We see in the whole of these verses that Paul is concerned with the comfort of God. His comfort is known in the midst of our afflictions. This is what Paul is saying to us today: God comforts us in the midst of our suffering for Christ. This comfort that He gives is not the removal of the suffering; it is the strength needed to endure in it. We must look to Christ to realize this comfort. We must turn to God in our suffering if we are to have strength to endure. Yet, this strength is not for us alone. This comfort and strength is given that it might be shared with others who are in the midst of afflictions. It is truly for others; we must share it with them! We cannot keep it to ourselves, because doing that is becoming disobedient to what we have been called to do.

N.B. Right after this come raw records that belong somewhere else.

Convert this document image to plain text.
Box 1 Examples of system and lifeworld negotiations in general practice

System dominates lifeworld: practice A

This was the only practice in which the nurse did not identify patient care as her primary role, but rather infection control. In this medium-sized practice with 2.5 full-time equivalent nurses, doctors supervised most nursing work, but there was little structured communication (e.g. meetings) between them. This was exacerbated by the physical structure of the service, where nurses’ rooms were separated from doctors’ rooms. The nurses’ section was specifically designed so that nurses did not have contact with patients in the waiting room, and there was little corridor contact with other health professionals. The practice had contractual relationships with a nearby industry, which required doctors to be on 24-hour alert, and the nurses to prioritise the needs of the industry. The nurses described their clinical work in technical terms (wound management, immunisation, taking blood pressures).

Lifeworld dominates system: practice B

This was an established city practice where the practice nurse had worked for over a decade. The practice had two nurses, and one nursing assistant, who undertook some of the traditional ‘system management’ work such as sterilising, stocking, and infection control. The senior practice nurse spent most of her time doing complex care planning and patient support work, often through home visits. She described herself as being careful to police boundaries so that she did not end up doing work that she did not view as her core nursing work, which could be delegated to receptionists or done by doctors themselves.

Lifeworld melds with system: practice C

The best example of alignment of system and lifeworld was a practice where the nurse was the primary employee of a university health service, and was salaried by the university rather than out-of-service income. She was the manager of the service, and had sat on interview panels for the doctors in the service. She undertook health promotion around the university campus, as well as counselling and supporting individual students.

What will this look like in our lives then? Three things that come out of this text are needed: The first is that we must share with one another what the Lord is doing in our lives. He has comforted us and we need to tell others about what Jesus Christ has done for us! This, I believe, can become a call to evangelism. The first comfort that we have received from Jesus Christ is salvation itself! He died and rose again to procure forgiveness and justification for sinners. We have received this great comfort from Him. In turn, it was not given just for us! It has been given to us to share with others. So we must be telling others about this comfort from Christ so that they can know it for themselves and believe in Him and what He has done! Second, we need to share our struggles with one another. When we do this, we allow other believers to fulfill God’s call to comfort others with the comfort that they have received. This means that we must open ourselves up to others. We must be ready to receive encouragement and strength, which will mean that we can endure our suffering, not have it removed from us. Last, we must pray. Not only for ourselves as we seek God’s comfort, but for others that need His comfort. We must pray that believers will comfort those around them that are suffering. We cannot forget that this comfort must be shared because it is not ours to keep. We can also pray that God will help us to put into words how He has comforted us so that we can share it with others. As we do these things faithfully, Christ’s Church will be strengthened for we will all be comforting and encouraging and strengthening one another. This is how the church is to work. And it takes all of us to do this.